И написал. Сценарий фильма. Отнес на нашу киностудию. Мой приятель как раз делал для одной картины там мягкую мебель и слышал, как в сценарном отделе обсуждали его заявку. Там так примерно было:

Преступление и наказание — 2

Старуха-процентщица и ее беременная сестра Лизавета уходили до смерти топором студента Раскольникова, принесшего, по его словам, богатый заклад. Заклад же против ожиданий оказался совершенно пустяковым, да и наказания никакого не получилось: Лизавета умерла родами в тюремной больнице, — статошное ли дело рожать в сорок восемь лет? А старуха-процентщица там же скончалась от старости, не вынеся смерти любимой сестры. Младенец женского пола прожил еще восемь дней, а потом следы его затерялись.

А, кстати, ведь и не плохо. Забавно даже. И на студии не вернули ему заявку, а велели прийти месяца через два за окончательным ответом. Вот так, ясно вам?

Тут серьезно следовало задуматься. Но у меня, признаться, совершенно не было времени, поджимал путеводитель, каждый день нужно было руководить отделом нашей уважаемой газеты «На краю». Писатель же, несмотря на почти одобренную заявку, собирался продолжить поиски читателей своей книги про наших мам. Я ему не особенно нужен был в эти дни, поскольку следующей в нашем списке стояла хозяйка говорящих грибят, а с ней писатель прекрасно был знаком и без меня.

Да с ней все были знакомы. Зеленые очень ее любили, носились с ней, не раз показывали ее по своему зеленому телеканалу, печатали очерки в своей газете. Но и церковь всячески восхваляла ее как образец смирения, а митрополит даже сказал в последнем обращении к пастве, что ей удалось воплотить его мечту — молиться за своих врагов и постепенно, шаг за шагом, превращать их из своих врагов в самых близких друзей. Мы с мэром были совершенно равнодушны к этой особе, но мэр все-таки просил меня хотя и сдержанно, но вежливо и уважительно отозваться о ней в путеводителе.

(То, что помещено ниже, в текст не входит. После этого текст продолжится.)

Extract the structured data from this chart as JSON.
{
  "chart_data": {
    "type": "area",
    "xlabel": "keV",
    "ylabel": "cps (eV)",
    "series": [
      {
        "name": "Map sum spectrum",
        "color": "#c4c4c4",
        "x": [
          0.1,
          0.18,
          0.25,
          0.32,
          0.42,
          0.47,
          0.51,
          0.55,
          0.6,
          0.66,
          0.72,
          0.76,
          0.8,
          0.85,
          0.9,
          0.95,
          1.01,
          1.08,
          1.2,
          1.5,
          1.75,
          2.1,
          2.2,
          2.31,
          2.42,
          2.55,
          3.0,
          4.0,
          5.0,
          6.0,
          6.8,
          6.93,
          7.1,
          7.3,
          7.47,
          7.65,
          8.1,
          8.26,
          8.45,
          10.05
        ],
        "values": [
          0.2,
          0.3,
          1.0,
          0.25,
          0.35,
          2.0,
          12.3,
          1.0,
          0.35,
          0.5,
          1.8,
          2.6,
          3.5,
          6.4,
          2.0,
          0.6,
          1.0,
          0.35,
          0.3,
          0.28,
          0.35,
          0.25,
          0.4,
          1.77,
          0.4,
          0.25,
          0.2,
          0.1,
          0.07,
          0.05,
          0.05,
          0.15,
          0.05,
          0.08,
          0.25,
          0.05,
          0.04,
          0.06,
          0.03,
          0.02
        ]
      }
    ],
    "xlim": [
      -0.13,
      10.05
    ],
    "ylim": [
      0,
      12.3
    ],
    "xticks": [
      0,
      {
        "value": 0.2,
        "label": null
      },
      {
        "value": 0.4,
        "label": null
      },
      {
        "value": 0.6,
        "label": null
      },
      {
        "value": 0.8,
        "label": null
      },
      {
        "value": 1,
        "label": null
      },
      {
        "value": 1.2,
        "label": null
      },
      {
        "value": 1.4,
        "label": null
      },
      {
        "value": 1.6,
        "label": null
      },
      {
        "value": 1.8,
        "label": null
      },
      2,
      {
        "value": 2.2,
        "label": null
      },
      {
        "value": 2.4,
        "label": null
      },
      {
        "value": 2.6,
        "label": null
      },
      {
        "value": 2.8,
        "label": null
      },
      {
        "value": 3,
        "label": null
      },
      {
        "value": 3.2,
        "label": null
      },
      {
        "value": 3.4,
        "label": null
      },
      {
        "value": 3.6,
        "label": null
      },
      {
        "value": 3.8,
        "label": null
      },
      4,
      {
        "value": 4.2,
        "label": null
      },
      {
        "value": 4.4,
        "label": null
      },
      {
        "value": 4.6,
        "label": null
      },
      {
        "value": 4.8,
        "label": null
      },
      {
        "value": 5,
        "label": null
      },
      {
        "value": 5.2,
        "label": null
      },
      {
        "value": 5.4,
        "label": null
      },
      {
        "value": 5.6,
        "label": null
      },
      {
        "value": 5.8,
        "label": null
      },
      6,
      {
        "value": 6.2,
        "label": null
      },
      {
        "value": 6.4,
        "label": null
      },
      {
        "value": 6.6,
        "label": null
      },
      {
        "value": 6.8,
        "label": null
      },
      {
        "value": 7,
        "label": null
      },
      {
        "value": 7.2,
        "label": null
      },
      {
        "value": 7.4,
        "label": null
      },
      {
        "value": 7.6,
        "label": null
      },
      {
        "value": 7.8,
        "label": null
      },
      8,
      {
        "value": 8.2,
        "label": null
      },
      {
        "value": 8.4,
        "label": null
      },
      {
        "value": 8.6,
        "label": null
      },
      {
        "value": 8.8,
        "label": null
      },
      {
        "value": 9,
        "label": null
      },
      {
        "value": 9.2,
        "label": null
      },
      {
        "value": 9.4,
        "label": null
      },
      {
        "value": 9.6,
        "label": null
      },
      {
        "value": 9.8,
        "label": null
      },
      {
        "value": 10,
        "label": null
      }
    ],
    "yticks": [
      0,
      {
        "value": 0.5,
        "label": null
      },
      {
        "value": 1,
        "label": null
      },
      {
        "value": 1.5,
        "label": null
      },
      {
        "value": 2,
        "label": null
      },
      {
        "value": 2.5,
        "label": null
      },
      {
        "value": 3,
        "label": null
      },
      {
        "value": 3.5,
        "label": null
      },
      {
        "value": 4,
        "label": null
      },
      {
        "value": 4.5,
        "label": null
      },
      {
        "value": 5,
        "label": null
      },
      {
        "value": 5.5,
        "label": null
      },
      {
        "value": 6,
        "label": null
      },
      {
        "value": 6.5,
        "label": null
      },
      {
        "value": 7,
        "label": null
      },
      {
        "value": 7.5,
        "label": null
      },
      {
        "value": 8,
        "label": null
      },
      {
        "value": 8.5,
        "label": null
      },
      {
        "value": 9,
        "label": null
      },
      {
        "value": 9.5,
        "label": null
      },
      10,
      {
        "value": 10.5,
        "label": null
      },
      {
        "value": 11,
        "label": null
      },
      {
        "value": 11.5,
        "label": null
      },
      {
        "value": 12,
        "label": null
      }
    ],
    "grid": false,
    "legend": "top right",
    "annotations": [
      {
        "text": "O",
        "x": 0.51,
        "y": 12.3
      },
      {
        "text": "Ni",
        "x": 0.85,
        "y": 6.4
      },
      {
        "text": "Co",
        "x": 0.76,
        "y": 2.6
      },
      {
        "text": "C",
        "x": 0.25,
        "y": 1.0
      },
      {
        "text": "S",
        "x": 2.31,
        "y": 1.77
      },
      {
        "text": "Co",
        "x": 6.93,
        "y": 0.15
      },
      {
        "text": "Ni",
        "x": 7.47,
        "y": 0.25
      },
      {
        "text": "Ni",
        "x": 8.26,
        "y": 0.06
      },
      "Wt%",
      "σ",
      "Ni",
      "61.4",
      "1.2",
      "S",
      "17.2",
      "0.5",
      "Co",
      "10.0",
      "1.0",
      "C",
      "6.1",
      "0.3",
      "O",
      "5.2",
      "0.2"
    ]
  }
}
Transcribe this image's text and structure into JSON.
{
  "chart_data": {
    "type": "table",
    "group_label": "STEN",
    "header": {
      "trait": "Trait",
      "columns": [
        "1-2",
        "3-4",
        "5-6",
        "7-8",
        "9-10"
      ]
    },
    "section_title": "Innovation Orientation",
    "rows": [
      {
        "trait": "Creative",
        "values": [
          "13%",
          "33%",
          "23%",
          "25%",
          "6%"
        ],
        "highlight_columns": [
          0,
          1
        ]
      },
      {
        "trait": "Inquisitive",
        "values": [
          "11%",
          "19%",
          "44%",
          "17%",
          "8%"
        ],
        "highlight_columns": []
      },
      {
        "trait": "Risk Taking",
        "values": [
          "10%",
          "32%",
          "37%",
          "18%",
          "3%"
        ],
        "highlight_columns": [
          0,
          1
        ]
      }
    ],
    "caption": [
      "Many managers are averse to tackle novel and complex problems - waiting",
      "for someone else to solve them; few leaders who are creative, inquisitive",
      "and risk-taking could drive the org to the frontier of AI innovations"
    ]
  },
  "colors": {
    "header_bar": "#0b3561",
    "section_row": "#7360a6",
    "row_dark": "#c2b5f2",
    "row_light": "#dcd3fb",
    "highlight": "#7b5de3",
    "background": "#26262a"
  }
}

Один раз в жизни, еще молодым репортером, побывал я у нее в доме вместе с писателем, а больше не хотелось. Правильнее было бы назвать это жилище совсем и не ее домом, а домом говорящих грибят…

Писатель тогда вызвался написать об этом доме пространное эссе, написал, но печатать его сочинение никто не стал, писатель, как всегда, раскапризничался, разобиделся, швырнул мне свое произведение чуть ли не в лицо, и я совершенно не понимаю, для чего я сохранил несколько страниц:

…в доме у говорящих грибят всегда жарко от парникового жаркого воздуха тепличных обильных растений, завоевавших подоконники, облепивших зеленой волчанкой стекла окон, навсегда закрытых, хотя иногда, в сильный ветер, и мелькает какая-нибудь залысина воздуха и просвета в том месте, где наметанный глаз предполагает форточку.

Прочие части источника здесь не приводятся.